Недолго пришлось русскому обществу 60-х годов жить в атмосфере надежд на общественные реформы. Царь Александр II и его правительство скоро открыто показали свои волчьи клыки. Тюрьмы и крепости стали заполняться уже в конце 1861 года революционным студенчеством. А в 1862 году правительство сняло с себя всякую маску и вступило на тот путь провокации и палачества, которыми романовская династия пользовалась до конца своих дней. Грандиозной провокацией того времени были знаменитые пожары, вспыхнувшие в Петербурге в мае 1862 года. В течение пяти дней выгорело несколько кварталов. Улицы были переполнены лишенными крова и пищи. Пошли толки о виновниках поджогов. Отравленная сплетня сумела создать миф о студентах, как главных поджигателях. Газеты, и не только реакционные, но даже умеренно-либеральные, подхватили эту версию. Чернь поддалась на веру, и среди нее возникали погромные настроения. Это сказалось уже 31 мая во время церемонии по поводу объявления приговора (4 года каторжных работ) на Мытной площади по делу В. А. Оберучева, бывшего офицера Измайловского полка, сотрудника «Современника» и любимца Чернышевского (Оберучев обвинялся в распространении революционных прокламаций «Великорусс»). Вокруг стоявшего на эшафоте Оберучева раздавались дикие крики и требования отрубить преступнику голову, наказать кнутом или повесить на позорном столбе вниз головою. Дошло до того, что даже такой видный либерал, как Кавелин, и тот поверил, что пожары — дело революционной группы. Поворот к реакции начался открыто. Переход из круга либералов к матерым реакционерам происходил большими группами и совершенно беззастенчиво. В стране было объявлено военное положение. Жесточайшие репрессии посыпались, как из рога изобилия. На восемь месяцев были закрыты журналы «Современник» и «Русское слово», совсем прекращен «День» И. С. Аксакова, выработаны были драконовы правила о печати. Затем последовали аресты Н. Г. Чернышевского, Д. И. Писарева и выдающегося деятеля революционной организации «Земля и Воля» Н. Серно-Соловьевича, и многих других., Закрылись воскресные школы, народные читальни, шахматный клуб и литературный фонд. В этой открыто надвинувшейся реакции позорнее всего было поведение так называемых либералов, их лакейство перед правительством, их открытая клевета на революционеров и в частности на Чернышевского. Либеральные писатели, стали застрельщиками того мерзкого похода против Чернышевского, который привел к его аресту, гражданской казни и политической его смерти.

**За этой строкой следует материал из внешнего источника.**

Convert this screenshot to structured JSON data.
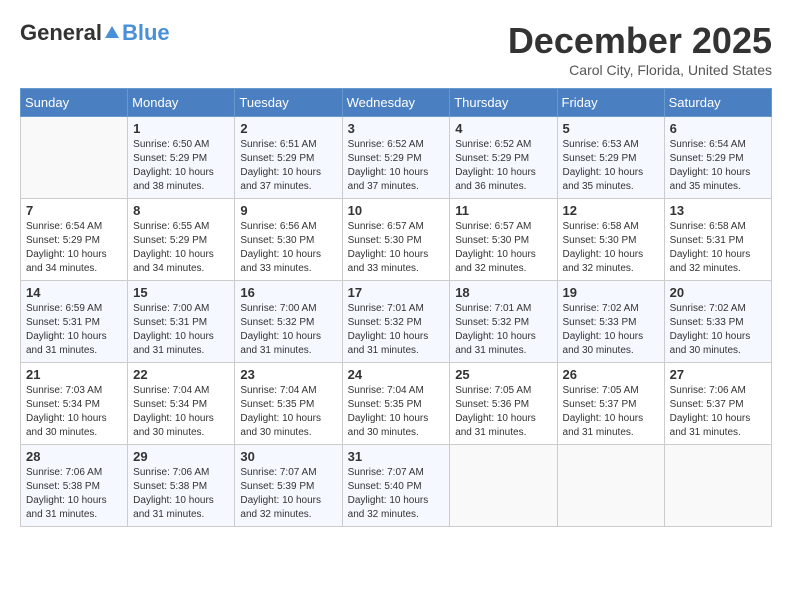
{
  "header": {
    "logo_general": "General",
    "logo_blue": "Blue",
    "month": "December 2025",
    "location": "Carol City, Florida, United States"
  },
  "weekdays": [
    "Sunday",
    "Monday",
    "Tuesday",
    "Wednesday",
    "Thursday",
    "Friday",
    "Saturday"
  ],
  "weeks": [
    [
      {
        "day": "",
        "info": ""
      },
      {
        "day": "1",
        "info": "Sunrise: 6:50 AM\nSunset: 5:29 PM\nDaylight: 10 hours\nand 38 minutes."
      },
      {
        "day": "2",
        "info": "Sunrise: 6:51 AM\nSunset: 5:29 PM\nDaylight: 10 hours\nand 37 minutes."
      },
      {
        "day": "3",
        "info": "Sunrise: 6:52 AM\nSunset: 5:29 PM\nDaylight: 10 hours\nand 37 minutes."
      },
      {
        "day": "4",
        "info": "Sunrise: 6:52 AM\nSunset: 5:29 PM\nDaylight: 10 hours\nand 36 minutes."
      },
      {
        "day": "5",
        "info": "Sunrise: 6:53 AM\nSunset: 5:29 PM\nDaylight: 10 hours\nand 35 minutes."
      },
      {
        "day": "6",
        "info": "Sunrise: 6:54 AM\nSunset: 5:29 PM\nDaylight: 10 hours\nand 35 minutes."
      }
    ],
    [
      {
        "day": "7",
        "info": "Sunrise: 6:54 AM\nSunset: 5:29 PM\nDaylight: 10 hours\nand 34 minutes."
      },
      {
        "day": "8",
        "info": "Sunrise: 6:55 AM\nSunset: 5:29 PM\nDaylight: 10 hours\nand 34 minutes."
      },
      {
        "day": "9",
        "info": "Sunrise: 6:56 AM\nSunset: 5:30 PM\nDaylight: 10 hours\nand 33 minutes."
      },
      {
        "day": "10",
        "info": "Sunrise: 6:57 AM\nSunset: 5:30 PM\nDaylight: 10 hours\nand 33 minutes."
      },
      {
        "day": "11",
        "info": "Sunrise: 6:57 AM\nSunset: 5:30 PM\nDaylight: 10 hours\nand 32 minutes."
      },
      {
        "day": "12",
        "info": "Sunrise: 6:58 AM\nSunset: 5:30 PM\nDaylight: 10 hours\nand 32 minutes."
      },
      {
        "day": "13",
        "info": "Sunrise: 6:58 AM\nSunset: 5:31 PM\nDaylight: 10 hours\nand 32 minutes."
      }
    ],
    [
      {
        "day": "14",
        "info": "Sunrise: 6:59 AM\nSunset: 5:31 PM\nDaylight: 10 hours\nand 31 minutes."
      },
      {
        "day": "15",
        "info": "Sunrise: 7:00 AM\nSunset: 5:31 PM\nDaylight: 10 hours\nand 31 minutes."
      },
      {
        "day": "16",
        "info": "Sunrise: 7:00 AM\nSunset: 5:32 PM\nDaylight: 10 hours\nand 31 minutes."
      },
      {
        "day": "17",
        "info": "Sunrise: 7:01 AM\nSunset: 5:32 PM\nDaylight: 10 hours\nand 31 minutes."
      },
      {
        "day": "18",
        "info": "Sunrise: 7:01 AM\nSunset: 5:32 PM\nDaylight: 10 hours\nand 31 minutes."
      },
      {
        "day": "19",
        "info": "Sunrise: 7:02 AM\nSunset: 5:33 PM\nDaylight: 10 hours\nand 30 minutes."
      },
      {
        "day": "20",
        "info": "Sunrise: 7:02 AM\nSunset: 5:33 PM\nDaylight: 10 hours\nand 30 minutes."
      }
    ],
    [
      {
        "day": "21",
        "info": "Sunrise: 7:03 AM\nSunset: 5:34 PM\nDaylight: 10 hours\nand 30 minutes."
      },
      {
        "day": "22",
        "info": "Sunrise: 7:04 AM\nSunset: 5:34 PM\nDaylight: 10 hours\nand 30 minutes."
      },
      {
        "day": "23",
        "info": "Sunrise: 7:04 AM\nSunset: 5:35 PM\nDaylight: 10 hours\nand 30 minutes."
      },
      {
        "day": "24",
        "info": "Sunrise: 7:04 AM\nSunset: 5:35 PM\nDaylight: 10 hours\nand 30 minutes."
      },
      {
        "day": "25",
        "info": "Sunrise: 7:05 AM\nSunset: 5:36 PM\nDaylight: 10 hours\nand 31 minutes."
      },
      {
        "day": "26",
        "info": "Sunrise: 7:05 AM\nSunset: 5:37 PM\nDaylight: 10 hours\nand 31 minutes."
      },
      {
        "day": "27",
        "info": "Sunrise: 7:06 AM\nSunset: 5:37 PM\nDaylight: 10 hours\nand 31 minutes."
      }
    ],
    [
      {
        "day": "28",
        "info": "Sunrise: 7:06 AM\nSunset: 5:38 PM\nDaylight: 10 hours\nand 31 minutes."
      },
      {
        "day": "29",
        "info": "Sunrise: 7:06 AM\nSunset: 5:38 PM\nDaylight: 10 hours\nand 31 minutes."
      },
      {
        "day": "30",
        "info": "Sunrise: 7:07 AM\nSunset: 5:39 PM\nDaylight: 10 hours\nand 32 minutes."
      },
      {
        "day": "31",
        "info": "Sunrise: 7:07 AM\nSunset: 5:40 PM\nDaylight: 10 hours\nand 32 minutes."
      },
      {
        "day": "",
        "info": ""
      },
      {
        "day": "",
        "info": ""
      },
      {
        "day": "",
        "info": ""
      }
    ]
  ]
}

Весной 1862 года Николай Герасимович перебрался на дачу, на Малую Охту. Там, в уединении, он обдумывал содержание своего нового романа «Брат и сестра». Здесь он набросал несколько отдельных сцен и в то же время писал продолжение «Очерков бурсы». Сохранился еще поныне дом Корепова, где жил тогда Помяловский и с ним его мать и ее семья.

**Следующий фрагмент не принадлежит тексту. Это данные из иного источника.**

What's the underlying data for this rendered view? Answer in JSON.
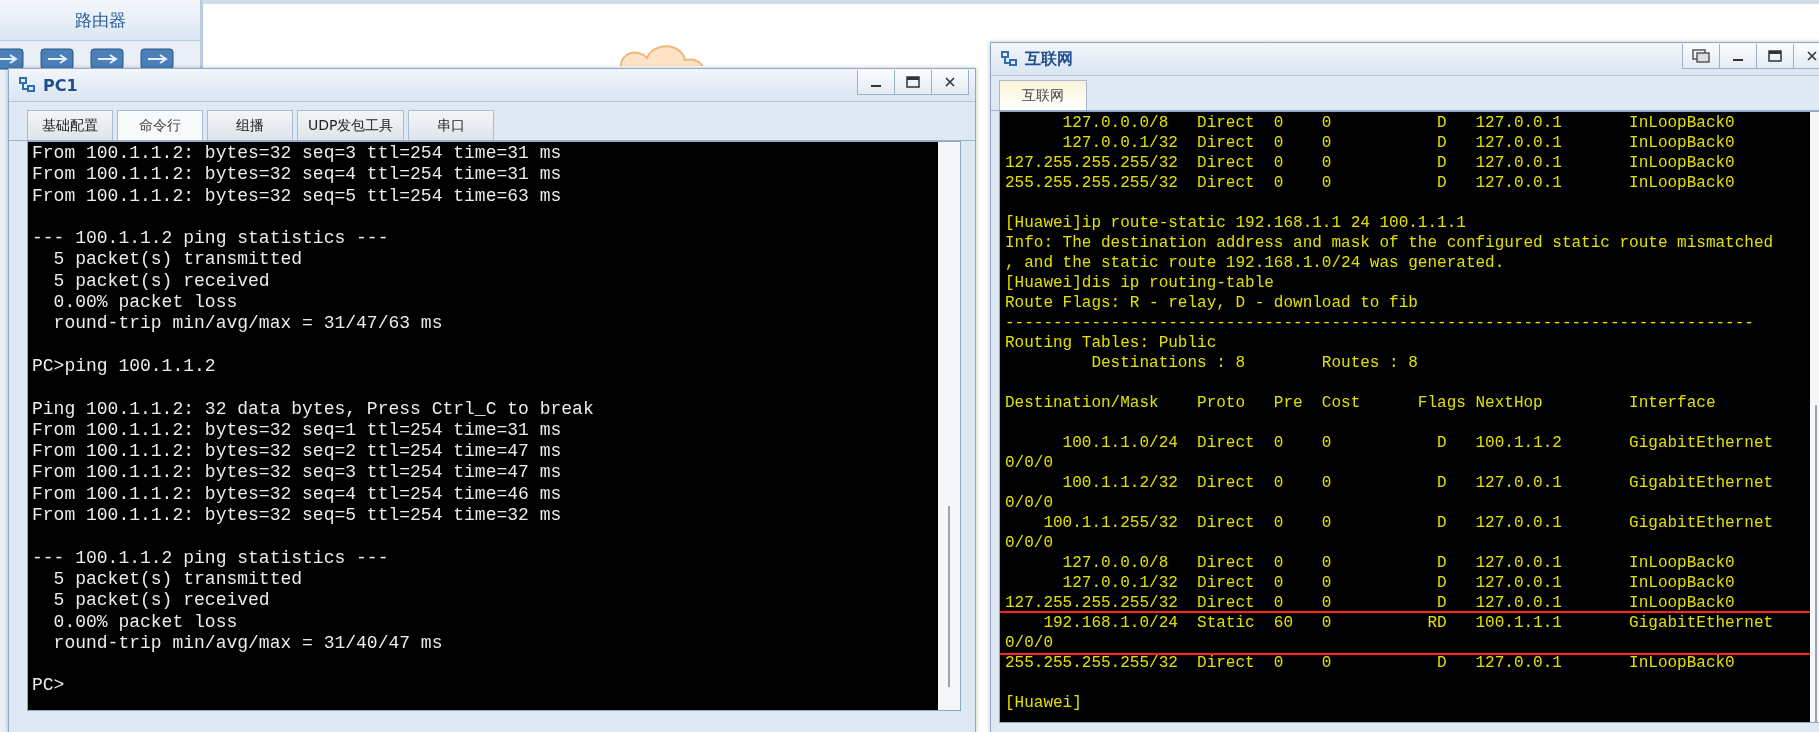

Малоохтенские старожилы с гордостью поныне рассказывают, что в этот дом Корепова ездил к Помяловскому «гулять» Некрасов и др.

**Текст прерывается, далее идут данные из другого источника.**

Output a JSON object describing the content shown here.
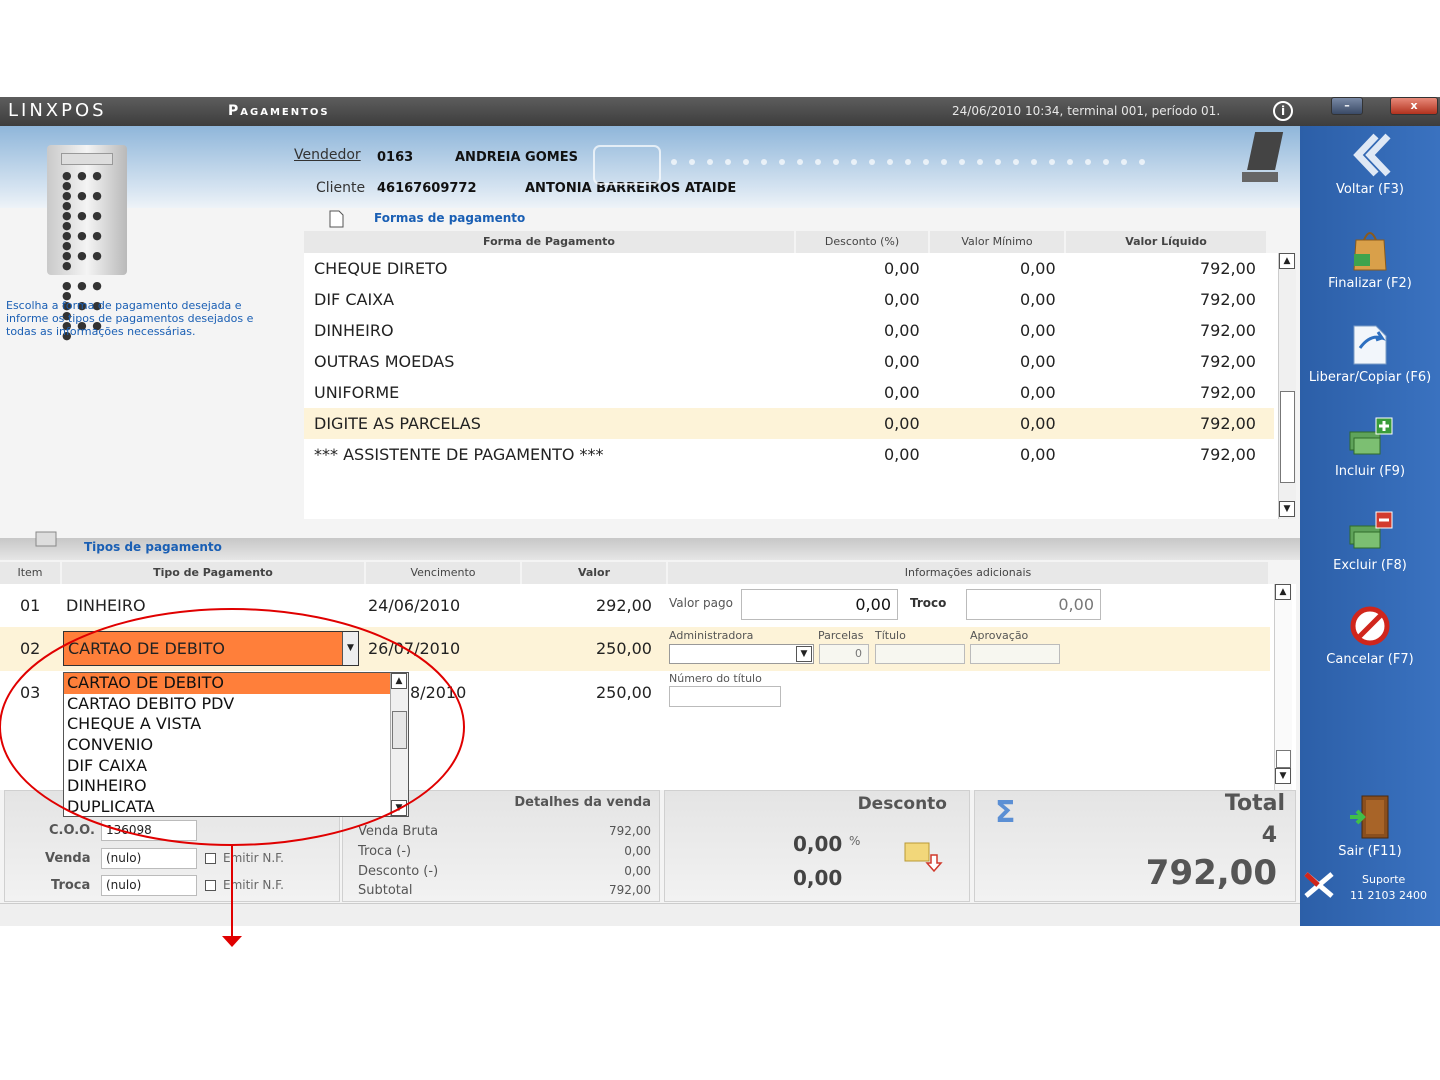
{
  "app": {
    "logo": "LINXPOS",
    "title": "Pagamentos",
    "datetime": "24/06/2010 10:34, terminal 001, período 01.",
    "info_icon": "i",
    "minimize": "–",
    "close": "x"
  },
  "header": {
    "vendedor_label": "Vendedor",
    "vendedor_code": "0163",
    "vendedor_name": "ANDREIA GOMES",
    "cliente_label": "Cliente",
    "cliente_code": "46167609772",
    "cliente_name": "ANTONIA BARREIROS ATAIDE"
  },
  "help_text": "Escolha a forma de pagamento desejada e informe os tipos de pagamentos desejados e todas as informações necessárias.",
  "forms": {
    "title": "Formas de pagamento",
    "columns": [
      "Forma de Pagamento",
      "Desconto (%)",
      "Valor Mínimo",
      "Valor Líquido"
    ],
    "rows": [
      {
        "name": "CHEQUE DIRETO",
        "desc": "0,00",
        "min": "0,00",
        "liq": "792,00"
      },
      {
        "name": "DIF CAIXA",
        "desc": "0,00",
        "min": "0,00",
        "liq": "792,00"
      },
      {
        "name": "DINHEIRO",
        "desc": "0,00",
        "min": "0,00",
        "liq": "792,00"
      },
      {
        "name": "OUTRAS MOEDAS",
        "desc": "0,00",
        "min": "0,00",
        "liq": "792,00"
      },
      {
        "name": "UNIFORME",
        "desc": "0,00",
        "min": "0,00",
        "liq": "792,00"
      },
      {
        "name": "DIGITE AS PARCELAS",
        "desc": "0,00",
        "min": "0,00",
        "liq": "792,00"
      },
      {
        "name": "*** ASSISTENTE DE PAGAMENTO ***",
        "desc": "0,00",
        "min": "0,00",
        "liq": "792,00"
      }
    ]
  },
  "payments": {
    "title": "Tipos de pagamento",
    "columns": [
      "Item",
      "Tipo de Pagamento",
      "Vencimento",
      "Valor",
      "Informações adicionais"
    ],
    "rows": [
      {
        "item": "01",
        "tipo": "DINHEIRO",
        "venc": "24/06/2010",
        "valor": "292,00"
      },
      {
        "item": "02",
        "tipo": "CARTAO DE DEBITO",
        "venc": "26/07/2010",
        "valor": "250,00"
      },
      {
        "item": "03",
        "tipo": "",
        "venc": "8/2010",
        "valor": "250,00"
      }
    ],
    "valor_pago_label": "Valor pago",
    "valor_pago": "0,00",
    "troco_label": "Troco",
    "troco": "0,00",
    "administradora_label": "Administradora",
    "parcelas_label": "Parcelas",
    "parcelas": "0",
    "titulo_label": "Título",
    "aprovacao_label": "Aprovação",
    "numero_titulo_label": "Número do título"
  },
  "dropdown": {
    "options": [
      "CARTAO DE DEBITO",
      "CARTAO DEBITO PDV",
      "CHEQUE A VISTA",
      "CONVENIO",
      "DIF CAIXA",
      "DINHEIRO",
      "DUPLICATA"
    ],
    "selected": "CARTAO DE DEBITO"
  },
  "bottom": {
    "coo_label": "C.O.O.",
    "coo": "136098",
    "venda_label": "Venda",
    "venda": "(nulo)",
    "troca_label": "Troca",
    "troca": "(nulo)",
    "emitir_nf": "Emitir N.F.",
    "detalhes_title": "Detalhes da venda",
    "detalhes": [
      {
        "label": "Venda Bruta",
        "value": "792,00"
      },
      {
        "label": "Troca (-)",
        "value": "0,00"
      },
      {
        "label": "Desconto (-)",
        "value": "0,00"
      },
      {
        "label": "Subtotal",
        "value": "792,00"
      }
    ],
    "desconto_title": "Desconto",
    "desconto_pct": "0,00",
    "pct_sign": "%",
    "desconto_val": "0,00",
    "total_title": "Total",
    "total_items": "4",
    "total_value": "792,00",
    "sigma": "Σ"
  },
  "sidebar": {
    "buttons": [
      {
        "label": "Voltar (F3)",
        "icon": "back-icon"
      },
      {
        "label": "Finalizar (F2)",
        "icon": "bag-icon"
      },
      {
        "label": "Liberar/Copiar (F6)",
        "icon": "copy-icon"
      },
      {
        "label": "Incluir (F9)",
        "icon": "add-money-icon"
      },
      {
        "label": "Excluir (F8)",
        "icon": "remove-money-icon"
      },
      {
        "label": "Cancelar (F7)",
        "icon": "cancel-icon"
      },
      {
        "label": "Sair (F11)",
        "icon": "door-icon"
      }
    ],
    "support_label": "Suporte",
    "support_phone": "11 2103 2400"
  },
  "colors": {
    "accent": "#ff7f3a",
    "annotation": "#e00000",
    "sidebar": "#3a72c0",
    "link": "#1a5fb4",
    "highlight_row": "#fdf3d8"
  }
}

Теперь дом уже ветхий, и большая комната в шесть окон разделена на несколько узеньких комнатушек.

Между прочим, нынешняя хозяйка этой квартиры, отец которой дружил с Николаем Герасимовичем, рассказывает, что в «зале» Помяловский принимал только гостей; писал же он только на чердаке. В этом же письме к Полонскому, относящемся к 1862 году, где Помяловский рисует себя «помяловщиной», «новопереселившимся американцем», «финдляем», он пишет: «Ловил рыбу, поймал шесть ершей и съел их, добираюсь до голубей, что поселились на церковной колокольне».

Но решающим фактором биографии Помяловского за этот период был усилившийся его недуг.

В истории русской литературы XIX века в этом отношении нет более трагической фигуры.

Никто в русской литературе не описывает так проникновенно мук погибающих от пьянства, как это сделал Помяловский в «Брате и сестре».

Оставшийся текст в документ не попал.